Vinte anos passados desde a edição de Azul, o primeiro disco do trio de Carlos Bica com Frank Möbus e Jim Black, eis que o trio está de regresso, em disco com selo Clean Feed e no palco da Culturgest. Com a solidez de projeto que o tempo transcorrido foi urdindo, mas também com a frescura decorrente de todos os três músicos quererem ir mais longe, não se repetindo nem se contentando com o que já fizeram – e foi, como se pode imaginar, muito. Com os Azul de 2016 reconhecemos a identidade da escrita de Bica e do som construído por estes três mestres do jazz do século XXI, mas descobrimos algo mais, entre o que estava já anunciado nos álbuns anteriores e o que não esperávamos de todo…

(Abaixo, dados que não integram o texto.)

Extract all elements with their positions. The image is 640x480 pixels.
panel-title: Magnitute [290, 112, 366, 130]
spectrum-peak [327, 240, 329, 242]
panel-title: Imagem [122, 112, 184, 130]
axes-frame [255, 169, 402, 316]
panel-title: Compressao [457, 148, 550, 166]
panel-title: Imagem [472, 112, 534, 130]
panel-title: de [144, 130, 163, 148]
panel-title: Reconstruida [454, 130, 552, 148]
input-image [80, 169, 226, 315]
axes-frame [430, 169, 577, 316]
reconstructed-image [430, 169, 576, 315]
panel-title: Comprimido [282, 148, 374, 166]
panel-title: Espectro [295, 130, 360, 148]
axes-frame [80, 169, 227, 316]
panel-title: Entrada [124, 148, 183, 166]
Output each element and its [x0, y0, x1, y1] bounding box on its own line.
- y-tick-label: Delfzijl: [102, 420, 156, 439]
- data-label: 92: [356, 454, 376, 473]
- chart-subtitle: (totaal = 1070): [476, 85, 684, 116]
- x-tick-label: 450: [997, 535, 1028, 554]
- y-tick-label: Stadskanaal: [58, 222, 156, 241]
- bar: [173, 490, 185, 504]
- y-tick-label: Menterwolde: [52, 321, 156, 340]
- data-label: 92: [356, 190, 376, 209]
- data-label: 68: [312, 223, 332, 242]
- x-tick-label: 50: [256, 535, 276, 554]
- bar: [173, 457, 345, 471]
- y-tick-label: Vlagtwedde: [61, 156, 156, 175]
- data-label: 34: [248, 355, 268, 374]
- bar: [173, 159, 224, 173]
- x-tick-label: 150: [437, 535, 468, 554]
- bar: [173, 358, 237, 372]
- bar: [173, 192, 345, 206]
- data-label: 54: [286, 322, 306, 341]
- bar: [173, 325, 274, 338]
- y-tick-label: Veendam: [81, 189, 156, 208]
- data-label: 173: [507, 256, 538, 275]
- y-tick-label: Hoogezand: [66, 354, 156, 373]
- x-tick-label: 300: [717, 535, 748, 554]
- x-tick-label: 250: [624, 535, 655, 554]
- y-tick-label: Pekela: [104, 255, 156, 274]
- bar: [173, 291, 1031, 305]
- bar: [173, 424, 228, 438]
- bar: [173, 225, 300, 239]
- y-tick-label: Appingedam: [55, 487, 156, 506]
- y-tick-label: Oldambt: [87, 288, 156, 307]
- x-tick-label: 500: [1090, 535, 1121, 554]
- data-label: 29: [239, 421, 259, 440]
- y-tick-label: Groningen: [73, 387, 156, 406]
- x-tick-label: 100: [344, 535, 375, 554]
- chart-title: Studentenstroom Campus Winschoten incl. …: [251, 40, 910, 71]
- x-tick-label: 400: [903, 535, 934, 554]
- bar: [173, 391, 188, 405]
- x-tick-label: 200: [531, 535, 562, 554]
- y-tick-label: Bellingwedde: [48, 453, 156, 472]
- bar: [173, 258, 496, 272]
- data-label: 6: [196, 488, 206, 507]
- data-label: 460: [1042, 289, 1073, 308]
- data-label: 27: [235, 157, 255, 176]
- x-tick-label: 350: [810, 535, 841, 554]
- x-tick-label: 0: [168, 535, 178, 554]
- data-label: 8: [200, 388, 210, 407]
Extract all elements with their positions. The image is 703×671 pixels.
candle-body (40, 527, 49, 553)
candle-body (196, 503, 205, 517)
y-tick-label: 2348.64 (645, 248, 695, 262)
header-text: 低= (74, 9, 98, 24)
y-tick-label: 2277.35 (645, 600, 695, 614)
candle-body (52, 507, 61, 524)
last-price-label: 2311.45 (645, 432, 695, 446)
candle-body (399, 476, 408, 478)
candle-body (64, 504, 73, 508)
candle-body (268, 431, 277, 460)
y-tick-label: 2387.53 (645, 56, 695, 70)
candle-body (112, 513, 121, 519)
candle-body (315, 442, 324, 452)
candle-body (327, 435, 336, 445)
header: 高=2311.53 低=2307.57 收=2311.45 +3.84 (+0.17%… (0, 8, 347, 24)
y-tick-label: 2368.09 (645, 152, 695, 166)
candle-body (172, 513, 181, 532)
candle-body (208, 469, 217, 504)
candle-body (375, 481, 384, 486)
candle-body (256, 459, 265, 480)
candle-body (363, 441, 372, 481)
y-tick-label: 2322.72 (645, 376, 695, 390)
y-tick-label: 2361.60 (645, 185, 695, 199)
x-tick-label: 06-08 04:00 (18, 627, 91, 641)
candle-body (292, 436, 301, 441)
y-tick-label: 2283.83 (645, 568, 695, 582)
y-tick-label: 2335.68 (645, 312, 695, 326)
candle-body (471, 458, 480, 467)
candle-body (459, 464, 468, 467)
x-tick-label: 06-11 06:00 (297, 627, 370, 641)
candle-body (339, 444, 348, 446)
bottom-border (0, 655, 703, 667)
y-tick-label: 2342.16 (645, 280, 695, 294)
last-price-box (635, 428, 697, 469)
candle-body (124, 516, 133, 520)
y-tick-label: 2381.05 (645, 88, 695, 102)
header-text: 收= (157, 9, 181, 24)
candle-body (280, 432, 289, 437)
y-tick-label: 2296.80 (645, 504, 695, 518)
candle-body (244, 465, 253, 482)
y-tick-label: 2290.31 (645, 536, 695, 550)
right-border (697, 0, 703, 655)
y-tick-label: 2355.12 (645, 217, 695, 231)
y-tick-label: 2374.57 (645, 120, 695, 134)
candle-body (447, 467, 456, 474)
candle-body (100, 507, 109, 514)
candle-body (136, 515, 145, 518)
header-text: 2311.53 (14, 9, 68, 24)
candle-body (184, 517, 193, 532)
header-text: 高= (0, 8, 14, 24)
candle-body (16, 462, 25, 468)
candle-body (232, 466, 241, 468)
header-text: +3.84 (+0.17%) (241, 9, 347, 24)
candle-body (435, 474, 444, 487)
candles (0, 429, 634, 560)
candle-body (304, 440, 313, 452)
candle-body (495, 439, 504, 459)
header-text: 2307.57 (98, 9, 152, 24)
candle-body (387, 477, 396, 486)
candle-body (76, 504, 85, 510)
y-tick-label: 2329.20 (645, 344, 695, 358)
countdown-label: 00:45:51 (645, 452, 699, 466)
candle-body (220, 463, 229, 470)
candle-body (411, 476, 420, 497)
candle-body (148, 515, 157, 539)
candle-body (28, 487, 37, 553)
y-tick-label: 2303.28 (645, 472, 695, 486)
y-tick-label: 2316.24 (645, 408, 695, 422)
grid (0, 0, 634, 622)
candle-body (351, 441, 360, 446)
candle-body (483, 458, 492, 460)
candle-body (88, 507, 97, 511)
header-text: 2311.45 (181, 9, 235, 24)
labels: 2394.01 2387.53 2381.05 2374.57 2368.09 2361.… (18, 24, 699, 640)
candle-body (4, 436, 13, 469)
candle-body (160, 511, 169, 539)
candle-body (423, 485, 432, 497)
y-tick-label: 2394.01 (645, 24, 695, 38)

Um exemplo do primeiro caso é Silver Dagger, arranjo de uma velha canção folk norte-americana em que se carrega na vertente blues, com A Lã e a Neve a representar o segundo da melhor maneira, irrompendo por uma malha de rock que a parceria composicional do contrabaixista com João Paulo Esteves da Silva não fazia supor. Quanto ao restante repertório, são muitas as vias percorridas, umas na linha meditativa e lírica que tanto define o "estilo" de Carlos Bica (Na Rama do Alecrim, tema do cante alentejano), outras com um balanço jovial e bem-humorado, como Skeleton Dance, e outras ainda explodindo em frescos de inaudita complexidade, a começar pelo contagiante X.Y.U.

Quando, ao sexto disco, e com tantos concertos de permeio, ainda nos conseguimos surpreender com a música de uma banda, temos motivo para celebração. Vinte anos depois, aí estão os Azul de Carlos Bica, melhores do que nunca.

Rui Eduardo Paes

Twenty years after the release of their first album Azul, the Carlos Bica trio (with Frank Möbus and Jim Black) are back, with a new-found freshness and wanting to go further. We can still recognise the identity of Bica's writing and the sound of these three jazz masters of the 21st century, but there's something more and completely unexpected… a remake of an old folk song with a blues feel, blues mixed with rock, meditative and lyrical music, jovial and good-humoured tunes and others exploding into frescoes of great complexity. Twenty years later, they can still surprise us. Better than ever.